Other non-profit housing models the researchers recommend include cooperative housing.
'By targeting almost exclusively wealthy households, a housing policy based on the principle of filtering cannot, in the short term, meet the needs of households that are more vulnerable to the vagaries of the private housing market,' the researchers say.
'We need to build build build, but we need to build differently,' Bélanger told CTV News.
'Trickle down' effect?
The researchers explain that the theory of housing filtering developed during the '50s and '60s, based on the observation that newly built housing tends to decline in quality and value over time, making it more accessible to households with lower incomes than those who previously occupied it.
'This 'natural' process, which is fundamentally 'uncontrollable' and ultimately results in inadequate or unsanitary housing, cannot be forced to adequately meet the needs of low- or modest-income households,' according to the researchers.
They say the filtering model resembles trickle-down economics, which have shown to be ineffective and increases inequality.
The researchers say the model is limited and simplified, often ignoring potential gentrification, which puts pressure on housing units that were once affordable.
Two studies out of the United States and Denmark have shown that chains of vacancy generated by the construction of housing for wealthy households rarely reach low- or moderate-income households.
In Canada, studies have shown that the filtering model has reversing since the '80s — many homes gained value over time, especially in city centres.

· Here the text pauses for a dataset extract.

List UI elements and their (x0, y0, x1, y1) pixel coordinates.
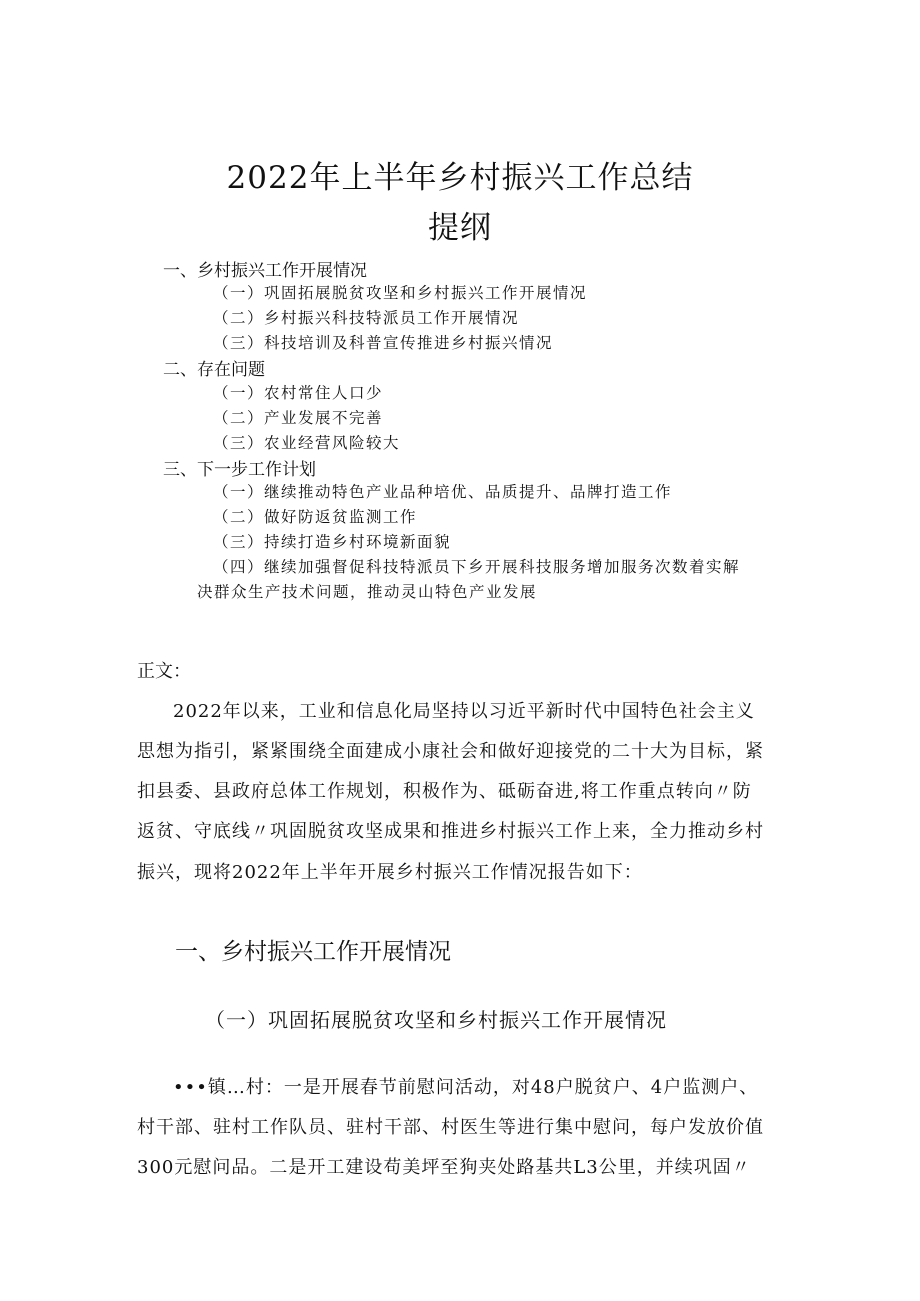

Other obstacles to home ownership
The filtering model assumes households are constantly looking for a better home and will move as their families grow and age. But, in Quebec, there are fewer families and more people living alone.
The researchers say this raises questions about what homes become vacant and their ability to meet the needs of low- and moderate-income households buying their first home, especially if they have a larger family.
The researchers were also interested in buyers who never rented and those owning multiple properties as major obstacles to home ownership and vacancy chains.
They noted that one fifth of Canadian first-time home buyers never rented and lived with family before purchasing their house, meaning they are not vacating an apartment when moving.
Though data is limited in Quebec, in Ontario and British Columbia, about 15 per cent of individual homeowners were considered multiple homeowners in 2022. These homeowners owned 31 per cent and 29 per cent of the housing stock in their provinces.
The report notes that renters are also struggling with low vacancy rates and skyrocketing rents.
Data published by the CMHC in December supports the researchers' conclusions for renters: even though Montreal's vacancy rate went up for the first time in years, so did rent.
The immigration factor
The report also calls into question the idea that the population has been growing faster than housing units.
Between 2001 and 2021, there were 16,000 more new housing units than new households in Montreal. The number goes up to 17,000 in Quebec City.
'However, politicians, fueled by popular discontent over the challenges posed by the housing market, have demanded that Ottawa radically lower its permanent immigration targets, wrongly attributing responsibility (in whole or in large part) for the housing crisis to immigration,' the report notes.
In the last two years, Quebec built a record amount of new housing units, according to the CMHC, but their prices remain high.
'The apparent renewed political interest in the principle of filtering ... does not stem from the crisis of availability and affordability of housing for low- and moderate-income households in the private rental market, but rather from the tightening of the property market for owner-occupiers, both in terms of new construction and the resale market, leading to rising prices,' the report says.